A lot of people think that Issac Newton discovered his theory of gravity when he thought about why apples fall. In most versions, it is said that Newton was sleeping under a tree when an apple dropped on his head!

Through his thought on why apples fall, Newton found out that everything pulls everything else, as if everything, even you and me, are connected by invisible, and impossible to feel, strings. He decided to call this discovery gravity.

Before he came to that conclusion, Newton had to clear the way by thinking of an ideal environment, where he can work on his ideas without things from the real world affecting him. Although his ideal environment and his conclusions will be impossible in real life, he was able to create simple theories and best case versions of the events in the real world. He also found out that the real world follows his theories very closely, which made his models very important in predicting the real world.

The first idealisation he made was to think of everyday objects' weight and separating that from his ideal version, mass. Crucial in that is to also think in terms of forces, which is a push or a pull that acts only on mass. The relation between mass and weight is that weight is the force, usually of the Earth pulling on, on the mass of an object. In this way, he was able to think of a fixed amount of mass in any object which weights differently in different cases. For example, a person may weigh 60 pounds on a weighing machine on Earth, but that same person, with the same mass, would weigh 10 pounds on the Moon, even if it is the same weighing machine used.

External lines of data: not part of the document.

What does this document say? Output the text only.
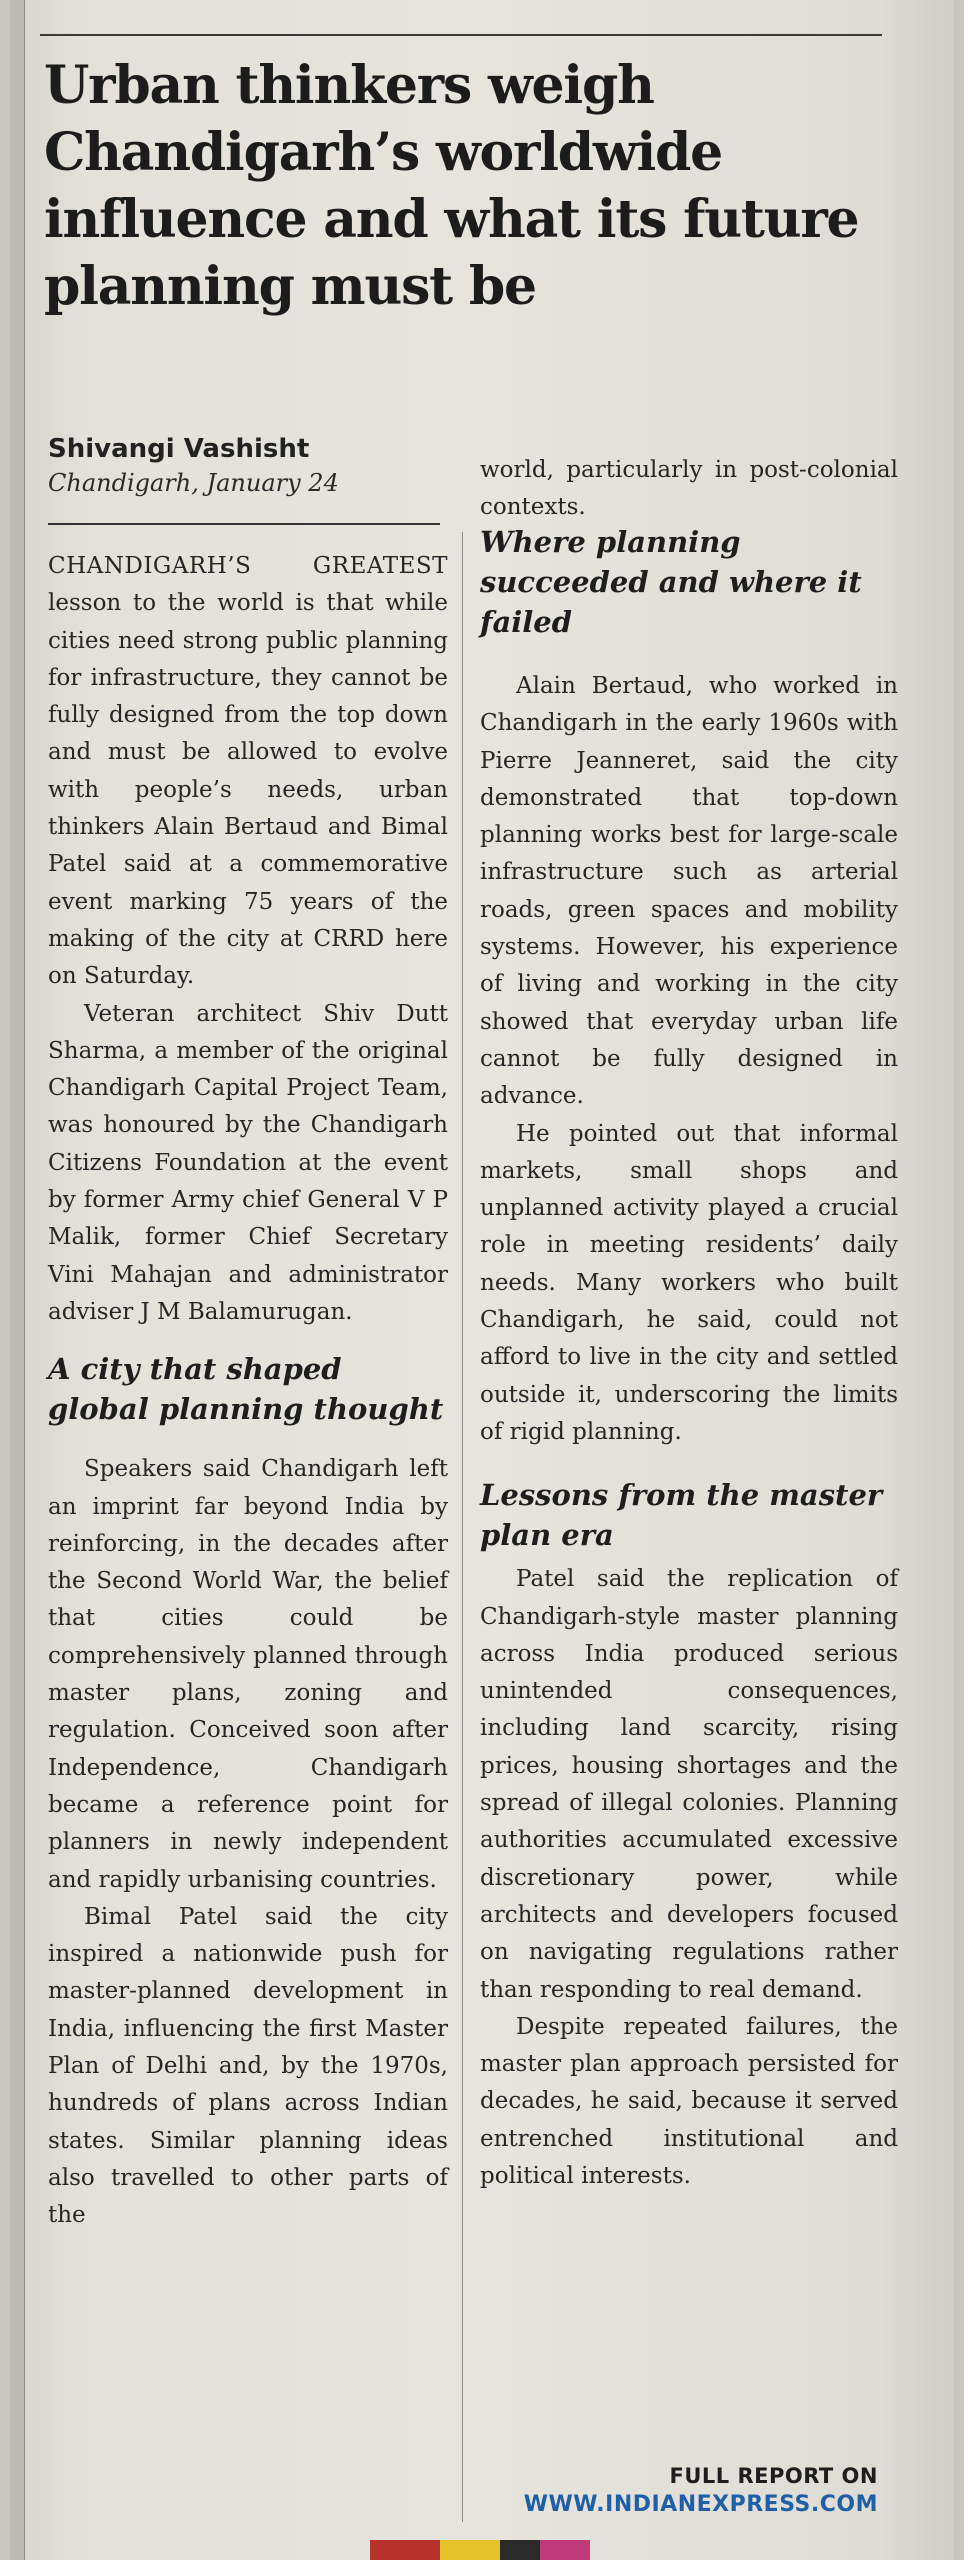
Urban thinkers weigh Chandigarh’s worldwide influence and what its future planning must be
Shivangi Vashisht
Chandigarh, January 24

CHANDIGARH’S GREATEST lesson to the world is that while cities need strong public planning for infrastructure, they cannot be fully designed from the top down and must be allowed to evolve with people’s needs, urban thinkers Alain Bertaud and Bimal Patel said at a commemorative event marking 75 years of the making of the city at CRRD here on Saturday.

Veteran architect Shiv Dutt Sharma, a member of the original Chandigarh Capital Project Team, was honoured by the Chandigarh Citizens Foundation at the event by former Army chief General V P Malik, former Chief Secretary Vini Mahajan and administrator adviser J M Balamurugan.

A city that shaped global planning thought

Speakers said Chandigarh left an imprint far beyond India by reinforcing, in the decades after the Second World War, the belief that cities could be comprehensively planned through master plans, zoning and regulation. Conceived soon after Independence, Chandigarh became a reference point for planners in newly independent and rapidly urbanising countries.

Bimal Patel said the city inspired a nationwide push for master-planned development in India, influencing the first Master Plan of Delhi and, by the 1970s, hundreds of plans across Indian states. Similar planning ideas also travelled to other parts of the

world, particularly in post-colonial contexts.

Where planning succeeded and where it failed

Alain Bertaud, who worked in Chandigarh in the early 1960s with Pierre Jeanneret, said the city demonstrated that top-down planning works best for large-scale infrastructure such as arterial roads, green spaces and mobility systems. However, his experience of living and working in the city showed that everyday urban life cannot be fully designed in advance.

He pointed out that informal markets, small shops and unplanned activity played a crucial role in meeting residents’ daily needs. Many workers who built Chandigarh, he said, could not afford to live in the city and settled outside it, underscoring the limits of rigid planning.

Lessons from the master plan era

Patel said the replication of Chandigarh-style master planning across India produced serious unintended consequences, including land scarcity, rising prices, housing shortages and the spread of illegal colonies. Planning authorities accumulated excessive discretionary power, while architects and developers focused on navigating regulations rather than responding to real demand.

Despite repeated failures, the master plan approach persisted for decades, he said, because it served entrenched institutional and political interests.

FULL REPORT ON
WWW.INDIANEXPRESS.COM
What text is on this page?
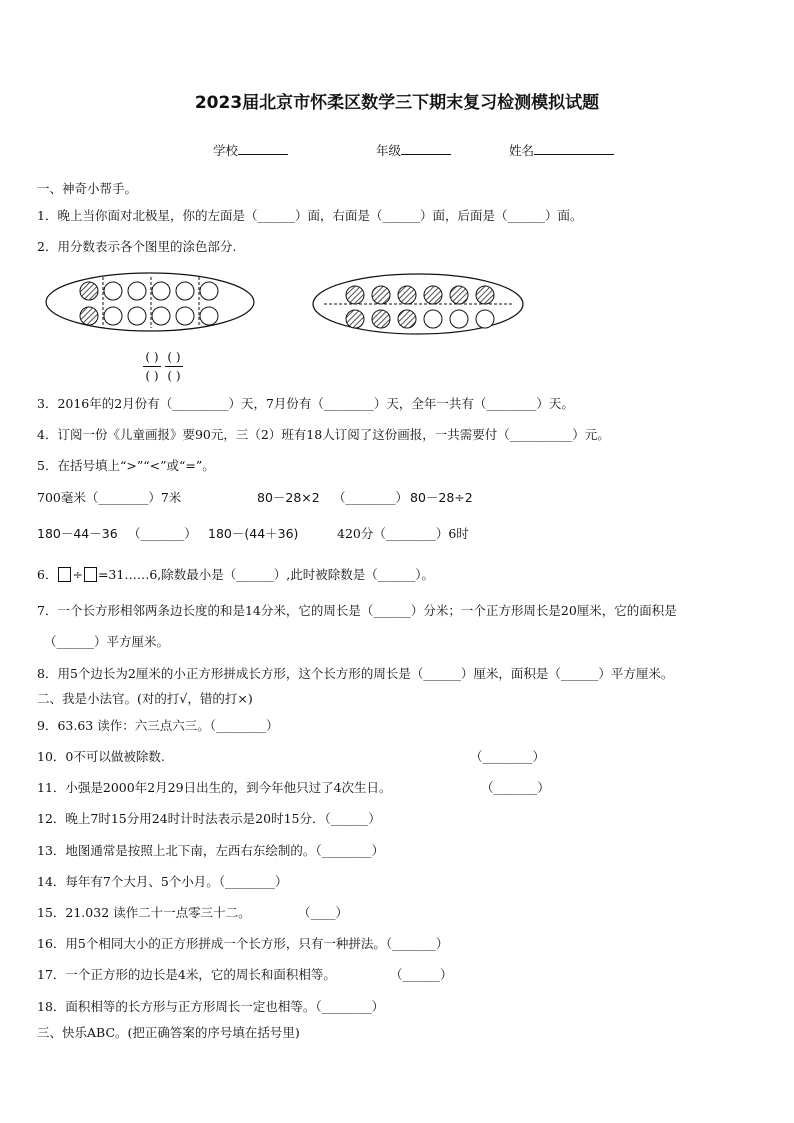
2023届北京市怀柔区数学三下期末复习检测模拟试题
学校	年级	姓名
一、神奇小帮手。
1．晚上当你面对北极星，你的左面是（______）面，右面是（______）面，后面是（______）面。
2．用分数表示各个图里的涂色部分.
( )
( )
( )
( )
3．2016年的2月份有（_________）天，7月份有（________）天，全年一共有（________）天。
4．订阅一份《儿童画报》要90元，三（2）班有18人订阅了这份画报，一共需要付（__________）元。
5．在括号填上“>”“<”或“=”。
700毫米（________）7米	80－28×2 （________） 80－28÷2
180－44－36 （_______） 180－(44＋36)	420分（________）6时
6． ÷ =31……6,除数最小是（______）,此时被除数是（______）。
7．一个长方形相邻两条边长度的和是14分米，它的周长是（______）分米；一个正方形周长是20厘米，它的面积是
（______）平方厘米。
8．用5个边长为2厘米的小正方形拼成长方形，这个长方形的周长是（______）厘米，面积是（______）平方厘米。
二、我是小法官。(对的打√，错的打×)
9．63.63 读作：六三点六三。（________）
10．0不可以做被除数.	（________）
11．小强是2000年2月29日出生的，到今年他只过了4次生日。	（_______）
12．晚上7时15分用24时计时法表示是20时15分．（______）
13．地图通常是按照上北下南，左西右东绘制的。（________）
14．每年有7个大月、5个小月。（________）
15．21.032 读作二十一点零三十二。	（____）
16．用5个相同大小的正方形拼成一个长方形，只有一种拼法。（_______）
17．一个正方形的边长是4米，它的周长和面积相等。	（______）
18．面积相等的长方形与正方形周长一定也相等。（________）
三、快乐ABC。(把正确答案的序号填在括号里)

Once that is done, Newton thought that all mass will naturally pull each other together, and that this pulling of masses towards each other follows some simple laws that can be easily represented in mathematics. One of such laws is that the more mass involved, the stronger is the gravitational force between the masses. Since you and me have much less mass than the Earth, the gravitational force between you and me is much less than the gravitational force between you and the Earth. In fact, no animal has yet to be able to feel another animal's gravitational pull on them! This just goes to show how heavy the Earth must be, if we can weigh it (and the Earth indeed has a huge amount of mass!)

From those, and more discoveries in the form of his famous 3 laws of motion (which will be discussed immediately later), he was able to create a nice, simple and accurate model of the universe we live in.